Эдуар с улыбкой взглянул на свою учительницу:
– Жалкая оболочка или нет, но ваша мне нравится, – сказал он.
Маргарет сделалась пунцовой, как мак, при этом взгляд ее стал отсутствующим, будто ее внезапно и сильно ударили по голове.
– С ума сойти можно, как же вы чувствительны, – заметил Эдуар, – от малейшего комплимента вы чуть в обморок не хлопаетесь. Можно подумать, что ваше единственное желание – быть незаметной. И вам это – с большим или меньшим успехом – удастся, но такое поведение преступно. Время проходит, назад его не вернуть. С каждым годом ваши шансы на настоящую жизнь – а под настоящей жизнью я имею в виду любовь – сокращаются. Постепенно ваше тело иссохнет, морщины покроют ваше прекрасное лицо, которое пока не поддается старению, грудь станет дряблой, а в улыбке вы будете показывать искусственные зубы. На вашем месте я бы закричал: «На помощь!», мисс Маргарет. Любили ли вы когда-нибудь мужчину или хотя бы женщину? Отвечайте мне, но только честно!
Глаза мисс Маргарет наполнились слезами, она молчала. Подвинувшись к ней, Эдуар взял свою учительницу за руку. Она нежно, но твердо высвободилась.

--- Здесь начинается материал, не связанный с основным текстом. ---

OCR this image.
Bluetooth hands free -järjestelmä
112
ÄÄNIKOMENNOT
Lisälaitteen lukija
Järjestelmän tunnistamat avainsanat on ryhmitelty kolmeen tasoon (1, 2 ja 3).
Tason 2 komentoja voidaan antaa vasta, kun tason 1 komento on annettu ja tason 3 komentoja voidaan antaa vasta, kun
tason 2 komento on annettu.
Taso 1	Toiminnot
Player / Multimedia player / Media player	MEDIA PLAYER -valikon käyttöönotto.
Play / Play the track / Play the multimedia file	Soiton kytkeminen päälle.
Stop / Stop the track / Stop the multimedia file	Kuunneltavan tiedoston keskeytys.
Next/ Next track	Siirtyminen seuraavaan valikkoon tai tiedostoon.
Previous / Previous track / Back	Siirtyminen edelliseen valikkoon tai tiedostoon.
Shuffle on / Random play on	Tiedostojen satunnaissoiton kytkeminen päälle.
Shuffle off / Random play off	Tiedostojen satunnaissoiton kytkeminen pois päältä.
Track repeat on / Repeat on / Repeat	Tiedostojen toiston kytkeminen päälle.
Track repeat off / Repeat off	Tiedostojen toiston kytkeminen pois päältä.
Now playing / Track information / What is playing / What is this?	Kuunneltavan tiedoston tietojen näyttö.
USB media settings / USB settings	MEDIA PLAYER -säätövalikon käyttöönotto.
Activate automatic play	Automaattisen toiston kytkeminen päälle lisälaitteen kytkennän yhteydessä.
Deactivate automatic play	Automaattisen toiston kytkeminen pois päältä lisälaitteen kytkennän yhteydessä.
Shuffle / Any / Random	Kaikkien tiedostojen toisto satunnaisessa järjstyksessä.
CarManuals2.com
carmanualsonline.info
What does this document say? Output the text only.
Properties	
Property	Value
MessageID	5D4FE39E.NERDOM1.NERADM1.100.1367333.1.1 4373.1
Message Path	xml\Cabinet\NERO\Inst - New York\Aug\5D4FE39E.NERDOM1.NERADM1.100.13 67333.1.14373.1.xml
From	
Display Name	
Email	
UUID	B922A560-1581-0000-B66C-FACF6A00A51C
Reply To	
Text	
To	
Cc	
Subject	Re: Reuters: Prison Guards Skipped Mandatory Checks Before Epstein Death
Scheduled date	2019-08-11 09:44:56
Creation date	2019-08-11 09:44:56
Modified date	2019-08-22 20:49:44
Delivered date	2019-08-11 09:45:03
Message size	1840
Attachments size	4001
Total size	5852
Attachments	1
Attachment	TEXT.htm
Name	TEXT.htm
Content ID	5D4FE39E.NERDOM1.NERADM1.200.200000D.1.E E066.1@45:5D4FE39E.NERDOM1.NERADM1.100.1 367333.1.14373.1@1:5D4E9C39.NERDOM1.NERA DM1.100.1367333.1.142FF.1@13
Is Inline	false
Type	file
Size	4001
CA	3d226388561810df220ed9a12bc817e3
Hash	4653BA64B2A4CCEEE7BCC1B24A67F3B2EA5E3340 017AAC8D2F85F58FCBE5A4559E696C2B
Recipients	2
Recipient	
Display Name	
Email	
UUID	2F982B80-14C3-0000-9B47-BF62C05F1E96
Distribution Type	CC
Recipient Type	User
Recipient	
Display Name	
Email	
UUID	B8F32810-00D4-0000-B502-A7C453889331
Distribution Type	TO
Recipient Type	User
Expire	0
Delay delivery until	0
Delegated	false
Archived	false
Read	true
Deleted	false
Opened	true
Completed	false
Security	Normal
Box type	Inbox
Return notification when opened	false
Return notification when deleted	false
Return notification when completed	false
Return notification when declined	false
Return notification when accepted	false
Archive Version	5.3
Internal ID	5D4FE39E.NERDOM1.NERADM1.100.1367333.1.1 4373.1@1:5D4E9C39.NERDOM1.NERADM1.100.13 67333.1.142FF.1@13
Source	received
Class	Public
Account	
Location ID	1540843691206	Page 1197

– Не сердитесь за мою откровенность, – продолжал Эдуар. – Я говорю все это не для того, чтобы обидеть вас, а чтобы вы встряхнулись; не имеет смысла звать пожарных, когда огонь уже все уничтожил. Как бы я хотел поиграть с вами в Пигмалиона! А знаете что? Я отвезу вас в Париж, поведу в салон красоты, пусть они откроют ваше настоящее лицо, ведь его черты, хотя они и красивы, не собраны воедино, вы не умеете ими пользоваться. Затем я пойду с вами в модный магазин, где вас оденут как современную женщину; и уж тогда получится новая мисс Маргарет, мисс Маргарет, которой удалось вскочить в уходящий поезд. Ну же, мой милый дружок, не плачьте, давайте-ка вернемся к вопросу о вечной жизни, в которую вы так сильно верите и которая меня так мало манит. Раз уж я должен стать католиком, продолжим игру. Значит, так: когда я умру, моя дута, широко размахивая крыльями, покинет мою оболочку. Так куда же она улетает?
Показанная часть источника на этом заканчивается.